Using paths to specify file locations

This is a good time to think a bit more about data and code organization on your computer. For the program to be able to read the dataset, it needs to know where to find it. Computers do this through what is called absolute and relative paths.

The absolute path is the location of the file within your computer’s file system. In my case, a Windows PC, the file location of the dataset is: D:\GitHub\ISAT_420_S26_Shared\W4_Pandas_And_Environmental_Data\Data\palmer_penguin_data.csv. Using absolute paths to find files can be problematic, because the absolute location of the file will be different on everybody’s machines.

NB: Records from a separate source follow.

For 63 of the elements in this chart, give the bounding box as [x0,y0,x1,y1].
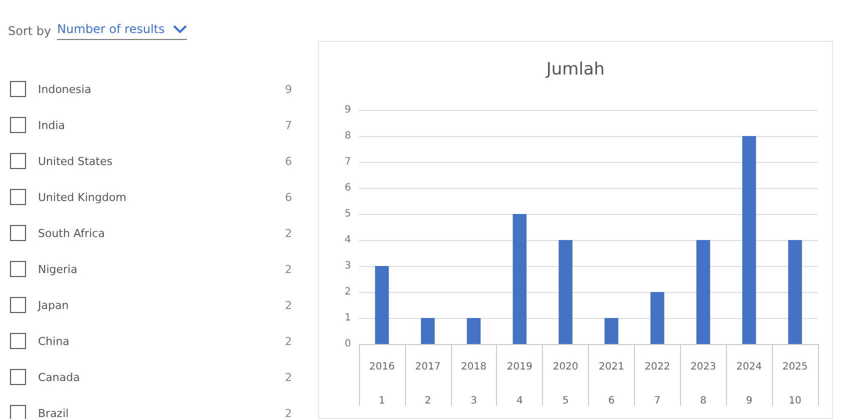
y-tick-label: 5 [344,208,351,220]
category-label: Indonesia [38,82,92,96]
bar [696,240,710,344]
bar [604,318,618,344]
y-tick-label: 0 [344,338,351,350]
bar [375,266,389,344]
bar [788,240,802,344]
category-label: Canada [38,370,81,384]
bar [650,292,664,344]
category-label: Brazil [38,406,70,419]
text: Number of results [57,22,187,40]
data-label: 2 [285,334,292,348]
y-tick-label: 6 [344,182,351,194]
category-label: Nigeria [38,262,78,276]
y-tick-label: 8 [344,130,351,142]
category-label: China [38,334,70,348]
x-tick-label: 2022 [644,362,670,372]
bar [558,240,572,344]
x-tick-label: 2023 [690,362,716,372]
chart-title: Jumlah [545,60,605,80]
text: 7 [654,396,661,406]
y-tick-label: 4 [344,234,351,246]
category-label: United States [38,154,114,168]
category-label: United Kingdom [38,190,128,204]
data-label: 6 [285,190,292,204]
x-tick-label: 2018 [461,362,486,372]
bar [420,318,435,344]
y-tick-label: 2 [344,286,351,298]
x-tick-label: 2021 [598,362,624,372]
data-label: 2 [285,298,292,312]
text: Sort by [8,24,52,38]
data-label: 9 [285,82,292,96]
bar [512,214,527,344]
category-label: Japan [38,298,70,312]
data-label: 6 [285,154,292,168]
x-tick-label: 2020 [552,362,578,372]
text: 5 [562,396,569,406]
text: 3 [470,396,477,406]
data-label: 2 [285,226,292,240]
data-label: 2 [285,370,292,384]
y-tick-label: 3 [344,260,351,272]
y-tick-label: 9 [344,104,351,116]
y-tick-label: 1 [344,312,351,324]
y-tick-label: 7 [344,156,351,168]
text: 4 [516,396,523,406]
data-label: 7 [285,118,292,132]
data-label: 2 [285,262,292,276]
bar [466,318,481,344]
category-label: South Africa [38,226,106,240]
data-label: 2 [285,406,292,419]
x-tick-label: 2025 [782,362,808,372]
text: 10 [788,396,802,406]
text: 6 [608,396,615,406]
category-label: India [38,118,66,132]
text: 9 [746,396,752,406]
x-tick-label: 2019 [506,362,532,372]
text: 8 [700,396,706,406]
text: 1 [378,396,386,406]
x-tick-label: 2017 [415,362,441,372]
x-tick-label: 2016 [369,362,395,372]
x-tick-label: 2024 [736,362,762,372]
bar [742,136,756,344]
text: 2 [424,396,432,406]
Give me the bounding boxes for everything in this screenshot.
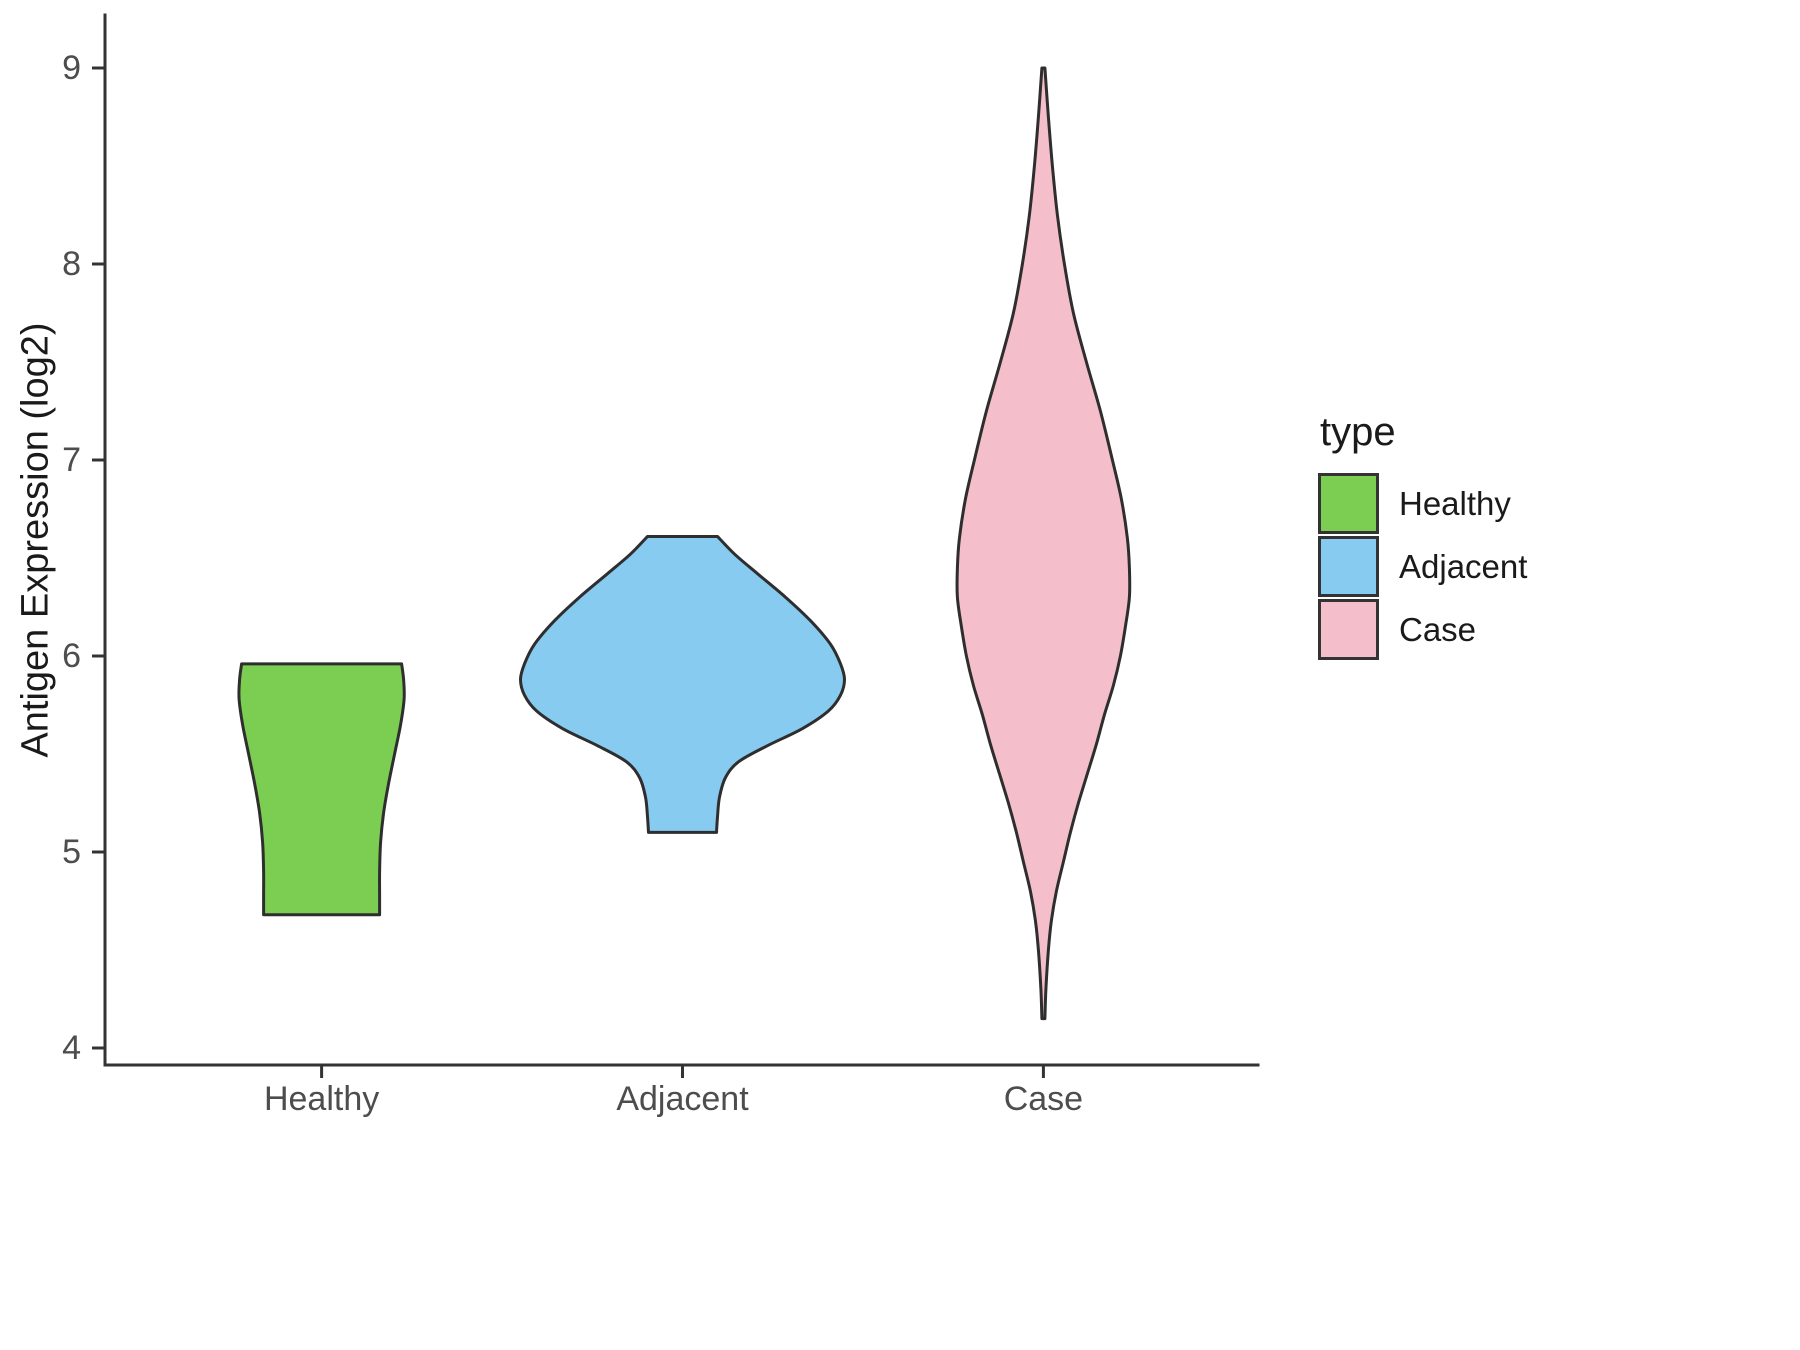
legend-swatch-adjacent: [1318, 536, 1379, 597]
legend-swatch-case: [1318, 599, 1379, 660]
legend-title: type: [1320, 410, 1396, 454]
legend-label-case: Case: [1399, 610, 1477, 648]
y-tick-label: 8: [62, 245, 81, 283]
legend-label-healthy: Healthy: [1399, 484, 1511, 522]
y-axis-title: Antigen Expression (log2): [14, 322, 57, 758]
legend: type Healthy Adjacent Case: [1318, 410, 1527, 662]
legend-label-adjacent: Adjacent: [1399, 547, 1528, 585]
y-tick-label: 9: [62, 49, 81, 87]
legend-swatch-healthy: [1318, 473, 1379, 534]
violin-case: [955, 66, 1132, 1021]
legend-entry-adjacent: Adjacent: [1318, 536, 1527, 597]
y-tick-label: 4: [62, 1029, 81, 1067]
x-tick-label: Case: [1004, 1080, 1083, 1118]
violin-adjacent: [519, 534, 846, 834]
legend-entry-case: Case: [1318, 599, 1527, 660]
x-tick-label: Healthy: [264, 1080, 379, 1118]
legend-entry-healthy: Healthy: [1318, 473, 1527, 534]
y-tick-label: 7: [62, 441, 81, 479]
y-tick-label: 5: [62, 833, 81, 871]
violin-healthy: [237, 662, 406, 917]
y-tick-label: 6: [62, 637, 81, 675]
x-tick-label: Adjacent: [616, 1080, 749, 1118]
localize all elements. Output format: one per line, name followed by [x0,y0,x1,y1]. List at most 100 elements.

A relative path is a way for specifying file location in relationship to each other. Our shared repository is organized using hierarchical folders. As a convention python code is executed in the directory that it is located. If we follow the directory outline below, we can find the relative path of the palmer_penguin_data.csv in relation to this jupyter notebook w5_pandas_groupby.ipynb. To find the file, we would need to go back to the ISAT_420_S26_Shared directory and then travel down into the Data directory inside W4_Pandas_And_Environmental_Data.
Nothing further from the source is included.